IFP fighters’ SANDF bid could cost state millions

2012-08-16 00:00

A SUPREME Court application by about 9 000 members of the former KwaZulu Self-protection Force (KZSPF) who were not integrated into the defence force could cost the state millions if it is successful.

The application has just been submitted to the Supreme Court in Pretoria, almost 18 years after integration into the defence force began.

It is expected that the application might ultimately go as far as the Constitutional Court. If it succeeds, it could also form the basis for claims by similar units, such as the Cape Corps, which were also not integrated.

The KZSPF are demanding that they be integrated retroactively and be granted all the benefits they would have enjoyed as soldiers.

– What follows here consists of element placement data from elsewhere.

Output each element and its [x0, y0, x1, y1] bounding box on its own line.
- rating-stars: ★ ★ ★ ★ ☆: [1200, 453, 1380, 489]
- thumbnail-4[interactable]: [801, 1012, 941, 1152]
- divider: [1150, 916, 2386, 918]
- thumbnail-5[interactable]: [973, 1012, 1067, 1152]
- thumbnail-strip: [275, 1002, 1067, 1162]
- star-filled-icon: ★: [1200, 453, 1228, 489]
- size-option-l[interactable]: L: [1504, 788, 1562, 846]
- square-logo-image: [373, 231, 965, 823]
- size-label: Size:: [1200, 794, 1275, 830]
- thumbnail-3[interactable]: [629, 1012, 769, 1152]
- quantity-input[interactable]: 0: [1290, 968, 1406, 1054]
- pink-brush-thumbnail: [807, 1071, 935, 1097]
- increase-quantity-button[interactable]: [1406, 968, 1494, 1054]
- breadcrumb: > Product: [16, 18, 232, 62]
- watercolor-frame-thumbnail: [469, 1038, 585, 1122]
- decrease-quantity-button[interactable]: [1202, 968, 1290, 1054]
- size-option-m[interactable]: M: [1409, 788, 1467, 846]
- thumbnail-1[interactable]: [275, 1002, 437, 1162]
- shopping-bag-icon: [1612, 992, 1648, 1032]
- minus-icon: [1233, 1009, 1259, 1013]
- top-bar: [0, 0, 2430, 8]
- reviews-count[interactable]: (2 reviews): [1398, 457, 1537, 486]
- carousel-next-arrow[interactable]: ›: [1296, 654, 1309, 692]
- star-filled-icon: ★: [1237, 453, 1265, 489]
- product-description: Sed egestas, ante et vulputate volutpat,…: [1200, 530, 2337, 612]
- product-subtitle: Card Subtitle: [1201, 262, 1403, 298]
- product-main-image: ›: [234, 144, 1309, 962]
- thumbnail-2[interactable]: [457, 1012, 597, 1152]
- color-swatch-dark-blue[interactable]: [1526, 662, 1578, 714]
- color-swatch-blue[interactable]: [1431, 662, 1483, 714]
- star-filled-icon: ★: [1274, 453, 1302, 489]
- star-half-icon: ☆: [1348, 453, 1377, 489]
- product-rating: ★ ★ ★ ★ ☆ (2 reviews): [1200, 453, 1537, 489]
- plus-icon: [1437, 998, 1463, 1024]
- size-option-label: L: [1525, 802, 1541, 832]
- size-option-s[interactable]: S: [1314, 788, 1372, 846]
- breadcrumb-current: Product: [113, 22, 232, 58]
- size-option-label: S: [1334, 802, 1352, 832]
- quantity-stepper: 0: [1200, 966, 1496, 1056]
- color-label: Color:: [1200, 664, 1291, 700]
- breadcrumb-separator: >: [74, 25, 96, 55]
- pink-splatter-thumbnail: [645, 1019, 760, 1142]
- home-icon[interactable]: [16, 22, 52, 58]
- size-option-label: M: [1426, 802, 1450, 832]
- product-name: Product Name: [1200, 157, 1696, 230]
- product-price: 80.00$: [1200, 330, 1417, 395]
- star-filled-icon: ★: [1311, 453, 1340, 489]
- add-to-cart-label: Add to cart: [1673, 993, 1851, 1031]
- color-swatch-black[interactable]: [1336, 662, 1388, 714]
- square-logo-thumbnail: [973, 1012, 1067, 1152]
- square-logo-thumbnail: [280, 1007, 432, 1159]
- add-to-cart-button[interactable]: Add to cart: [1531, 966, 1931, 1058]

They claim that their non-integration is a violation of their constitutional right and that the defence force itself broke the law by manipulating the integration.

Former Colonel Phillip Dhlamini, who previously worked in the defence force’s labour relations section and is now assisting the KZSPF, said the force was recognised as the military wing of the IFP at the time.

As such its delegates participated in Codesa, the negotiations that led to the establishment of a democratic dispensation in the country.

About 2 000 members of the force were integrated into the defence force on the basis that only soldiers of non-statutory forces who were serving in these forces on April 27, 1994 would be integrated.

The court application said the defence force violated this guideline on several occasions after this date.

Defence force documents said the cabinet apparently approved the integration of a limited number of members of the KZSPF, while the same restriction was not applied to any of the other non-statutory forces.

Questioned is the SANDF’s argument up until now that the integration process was legally brought to an end by the Termination of Integration Intake Act of 2001.

Until 2004, members of the former Mkhonto weSizwe were still being integrated as senior officers into the defence force. According to the application, the 2001 act, as a minor act subject to the Constitution, cannot prevent the KZSPF’s constitutional right to integration.

Since no heed has been paid to the force’s pleas by the president, the minister of Defence, the portfolio committee on defence, the chief and management of the defence force of the defence force since 1994, all these parties are respondents.